Jack didn't mean nothing by his earlier words. No, wait. Not exactly true. He did mean, but only in a way to poke rather than injure. James chose Port Royal over seeing the world with Jack and limited himself in that way. It's an old game, that teasing, and one Jack assumed would be neutral ground between them. He hadn't expected for James to take him to heart, because anyone who knows Jack at all knows he's not worth listening to more than half the time.

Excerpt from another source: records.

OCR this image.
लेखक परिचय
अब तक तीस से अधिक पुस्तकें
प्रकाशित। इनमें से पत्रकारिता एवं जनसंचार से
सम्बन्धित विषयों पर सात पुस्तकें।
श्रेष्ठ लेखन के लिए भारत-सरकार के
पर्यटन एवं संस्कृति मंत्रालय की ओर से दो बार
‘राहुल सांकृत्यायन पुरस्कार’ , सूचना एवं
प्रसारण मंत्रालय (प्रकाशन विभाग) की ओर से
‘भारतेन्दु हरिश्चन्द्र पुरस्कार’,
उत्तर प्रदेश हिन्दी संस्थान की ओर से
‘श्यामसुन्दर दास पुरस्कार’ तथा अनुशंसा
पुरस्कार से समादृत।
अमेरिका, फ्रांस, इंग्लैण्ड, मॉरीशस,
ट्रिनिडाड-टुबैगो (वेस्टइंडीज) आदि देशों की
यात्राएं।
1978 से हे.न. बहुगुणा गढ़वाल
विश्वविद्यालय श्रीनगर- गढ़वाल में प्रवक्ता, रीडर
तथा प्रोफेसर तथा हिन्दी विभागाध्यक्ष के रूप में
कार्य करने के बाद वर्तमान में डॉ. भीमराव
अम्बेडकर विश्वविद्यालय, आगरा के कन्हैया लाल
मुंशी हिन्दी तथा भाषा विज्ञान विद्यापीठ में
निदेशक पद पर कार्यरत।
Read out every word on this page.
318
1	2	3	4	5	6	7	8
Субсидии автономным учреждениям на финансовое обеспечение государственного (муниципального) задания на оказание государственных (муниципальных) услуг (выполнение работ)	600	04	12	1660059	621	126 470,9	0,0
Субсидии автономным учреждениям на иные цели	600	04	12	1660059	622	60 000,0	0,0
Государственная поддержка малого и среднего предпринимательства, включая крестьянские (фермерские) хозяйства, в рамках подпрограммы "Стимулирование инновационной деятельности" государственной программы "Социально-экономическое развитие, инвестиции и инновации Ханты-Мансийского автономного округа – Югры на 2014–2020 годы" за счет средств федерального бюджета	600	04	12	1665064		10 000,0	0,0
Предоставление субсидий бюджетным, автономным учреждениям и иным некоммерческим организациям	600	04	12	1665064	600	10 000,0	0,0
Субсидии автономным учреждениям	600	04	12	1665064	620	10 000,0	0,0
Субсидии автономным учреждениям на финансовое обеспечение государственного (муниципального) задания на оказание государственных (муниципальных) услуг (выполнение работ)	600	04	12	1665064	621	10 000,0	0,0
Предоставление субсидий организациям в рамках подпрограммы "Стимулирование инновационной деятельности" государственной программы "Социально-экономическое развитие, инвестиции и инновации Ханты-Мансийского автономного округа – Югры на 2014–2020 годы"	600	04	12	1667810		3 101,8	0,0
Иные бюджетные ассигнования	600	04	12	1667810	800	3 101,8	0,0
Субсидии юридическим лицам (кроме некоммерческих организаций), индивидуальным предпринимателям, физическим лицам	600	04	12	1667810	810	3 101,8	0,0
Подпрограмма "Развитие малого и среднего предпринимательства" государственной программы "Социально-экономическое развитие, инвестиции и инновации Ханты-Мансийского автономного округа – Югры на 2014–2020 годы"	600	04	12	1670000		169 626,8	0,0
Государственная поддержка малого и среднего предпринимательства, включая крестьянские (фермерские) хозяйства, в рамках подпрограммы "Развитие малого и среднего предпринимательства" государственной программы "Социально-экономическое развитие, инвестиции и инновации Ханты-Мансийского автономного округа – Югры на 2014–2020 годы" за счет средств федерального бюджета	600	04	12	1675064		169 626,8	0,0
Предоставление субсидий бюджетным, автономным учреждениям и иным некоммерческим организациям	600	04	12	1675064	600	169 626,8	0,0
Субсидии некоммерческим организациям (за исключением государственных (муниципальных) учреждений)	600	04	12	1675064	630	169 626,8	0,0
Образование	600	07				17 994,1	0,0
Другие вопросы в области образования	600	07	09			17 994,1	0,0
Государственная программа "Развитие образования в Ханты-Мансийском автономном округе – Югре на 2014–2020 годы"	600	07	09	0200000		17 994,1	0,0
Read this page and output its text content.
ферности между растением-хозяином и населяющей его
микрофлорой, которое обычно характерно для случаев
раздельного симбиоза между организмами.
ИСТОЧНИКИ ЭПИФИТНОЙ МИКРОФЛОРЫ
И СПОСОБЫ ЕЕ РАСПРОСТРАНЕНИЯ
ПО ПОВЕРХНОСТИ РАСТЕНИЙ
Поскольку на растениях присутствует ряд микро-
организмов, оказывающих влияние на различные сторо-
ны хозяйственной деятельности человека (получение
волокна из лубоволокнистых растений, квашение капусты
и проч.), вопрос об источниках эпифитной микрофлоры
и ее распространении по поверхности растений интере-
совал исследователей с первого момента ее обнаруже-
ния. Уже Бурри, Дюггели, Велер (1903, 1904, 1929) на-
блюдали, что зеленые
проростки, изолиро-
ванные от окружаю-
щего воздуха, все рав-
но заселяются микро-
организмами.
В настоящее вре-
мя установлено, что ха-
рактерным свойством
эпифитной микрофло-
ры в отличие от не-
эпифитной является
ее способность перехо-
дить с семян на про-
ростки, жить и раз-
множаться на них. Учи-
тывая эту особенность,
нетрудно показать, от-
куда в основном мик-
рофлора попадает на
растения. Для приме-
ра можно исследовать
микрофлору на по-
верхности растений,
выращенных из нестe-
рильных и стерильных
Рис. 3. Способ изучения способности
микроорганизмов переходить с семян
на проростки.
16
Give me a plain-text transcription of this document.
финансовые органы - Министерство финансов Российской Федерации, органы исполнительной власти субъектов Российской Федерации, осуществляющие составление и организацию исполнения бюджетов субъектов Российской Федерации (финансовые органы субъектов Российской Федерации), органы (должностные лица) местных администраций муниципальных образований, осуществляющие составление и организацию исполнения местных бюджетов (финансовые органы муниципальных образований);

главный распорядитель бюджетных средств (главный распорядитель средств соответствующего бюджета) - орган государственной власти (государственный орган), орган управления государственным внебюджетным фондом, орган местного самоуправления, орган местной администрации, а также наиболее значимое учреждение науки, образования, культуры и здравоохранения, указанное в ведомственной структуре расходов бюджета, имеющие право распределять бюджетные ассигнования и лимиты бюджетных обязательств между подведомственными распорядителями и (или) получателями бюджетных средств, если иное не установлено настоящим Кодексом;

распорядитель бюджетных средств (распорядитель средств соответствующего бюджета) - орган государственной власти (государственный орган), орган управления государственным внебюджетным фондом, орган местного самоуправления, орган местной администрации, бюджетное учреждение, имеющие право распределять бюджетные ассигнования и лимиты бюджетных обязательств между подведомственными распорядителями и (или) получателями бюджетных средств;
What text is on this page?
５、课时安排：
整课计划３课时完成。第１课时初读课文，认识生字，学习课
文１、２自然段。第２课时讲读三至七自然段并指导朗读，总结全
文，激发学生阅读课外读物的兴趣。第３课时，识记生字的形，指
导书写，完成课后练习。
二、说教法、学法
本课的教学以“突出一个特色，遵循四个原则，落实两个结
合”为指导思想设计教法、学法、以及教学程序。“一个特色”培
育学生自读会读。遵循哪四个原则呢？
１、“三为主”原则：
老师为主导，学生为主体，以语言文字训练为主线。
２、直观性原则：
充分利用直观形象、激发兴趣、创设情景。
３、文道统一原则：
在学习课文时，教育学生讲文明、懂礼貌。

Time changes things. Evidentally. Jack's still learning about that prank of fate. Still, though. There's self-deprecation and there's self-abuse and then there's just self-pity. James is swimming near the deep end and close to drowning. Jack can't just sit here and let him go under.

"Only way you get to be nobody is to keel over one day, not breathing." He lifts his eyebrows to look at James behind the protection of the rum. "And even then, some of those men manage to make quite a name for themselves. Not dead yet, mate. You're just serving dead time."

And that's really all Jack wants to say on the matter, because he's said the word "dead" about eight times too many in that last sentence and it's beginning to call up that bristly hair feeling on the back of his neck again.

Dead wind, he thinks fearfully, and the way the Pearl creaks against the lapping of waves doesn't go far in the way to reassure him.